What We Need

By Edgar Albert Guest

We were settin’ there an’ smokin’ of our pipes, discussin’ things,

Like licker, votes for wimmin, an’ the totterin'thrones o’ kings,

When he ups an’ strokes his whiskers with his hand an’ says t'me:

“Changin’ laws an’ legislatures ai n't, as fur as I can see,

Goin’ to make this world much better, unless somehow we can

Find a way to make a better an’ a finer sort o’ man.

“The trouble ai n't with statutes or with systems — not at all;

It's with humans jest like we air an’ their petty ways an’ small.

We could stop our writin’ law-books an’ our regulatin’ rules

If a better sort of manhood was the product of our schools.

For the things that we air needin’ ai n't no writin’ from a pen

Or bigger guns to shoot with, but a bigger typeof men.

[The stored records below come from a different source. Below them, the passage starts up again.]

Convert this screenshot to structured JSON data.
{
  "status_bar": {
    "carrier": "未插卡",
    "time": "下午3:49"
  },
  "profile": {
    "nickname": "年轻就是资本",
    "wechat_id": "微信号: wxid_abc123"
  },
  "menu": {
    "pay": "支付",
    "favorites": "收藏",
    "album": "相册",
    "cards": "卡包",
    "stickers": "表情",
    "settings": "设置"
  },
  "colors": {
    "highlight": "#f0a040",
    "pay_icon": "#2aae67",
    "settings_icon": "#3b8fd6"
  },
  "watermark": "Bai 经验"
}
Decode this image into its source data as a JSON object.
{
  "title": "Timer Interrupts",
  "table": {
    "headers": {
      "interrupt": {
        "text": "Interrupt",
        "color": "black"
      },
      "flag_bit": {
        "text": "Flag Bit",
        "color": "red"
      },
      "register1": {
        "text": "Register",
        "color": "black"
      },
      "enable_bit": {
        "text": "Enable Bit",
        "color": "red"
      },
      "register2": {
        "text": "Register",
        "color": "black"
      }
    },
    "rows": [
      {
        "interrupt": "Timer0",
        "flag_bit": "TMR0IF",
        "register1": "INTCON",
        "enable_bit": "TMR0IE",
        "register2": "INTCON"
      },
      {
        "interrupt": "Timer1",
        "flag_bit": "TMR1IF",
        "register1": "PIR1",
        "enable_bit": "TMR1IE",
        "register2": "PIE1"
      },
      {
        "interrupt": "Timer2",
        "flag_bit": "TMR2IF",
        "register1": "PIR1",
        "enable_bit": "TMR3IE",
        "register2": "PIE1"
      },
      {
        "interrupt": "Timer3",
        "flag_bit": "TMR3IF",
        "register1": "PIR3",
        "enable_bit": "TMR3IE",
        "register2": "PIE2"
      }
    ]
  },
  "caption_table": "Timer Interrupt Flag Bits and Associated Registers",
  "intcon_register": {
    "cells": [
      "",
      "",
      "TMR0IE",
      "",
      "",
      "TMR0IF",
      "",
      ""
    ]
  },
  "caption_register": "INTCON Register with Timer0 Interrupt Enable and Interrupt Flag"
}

“I reckon all these problems air jest ornery like the weeds.

They grow in soil that oughta nourish only decent deeds,

An’ they waste our time an’ fret us when, if we were thinkin’ straight

An’ livin’ right, they would n't be so terrible an’ great.

A good horse needs no snaffle, an’ a good man, I opine,

Does n't need a law to check him or to force him into line.

“If we ever start in teachin’ to our children, year by year,

How to live with one another, there'll be less o’ trouble here.

If we'd teach‘ em how to neighbor an’ to walk in honor's ways,

We could settle every problem which the mind o’ man can raise.

What we're needin’ is n't systems or some regulatin’ plan,

But a bigger an’ a finer an’ a truer type o’ man.”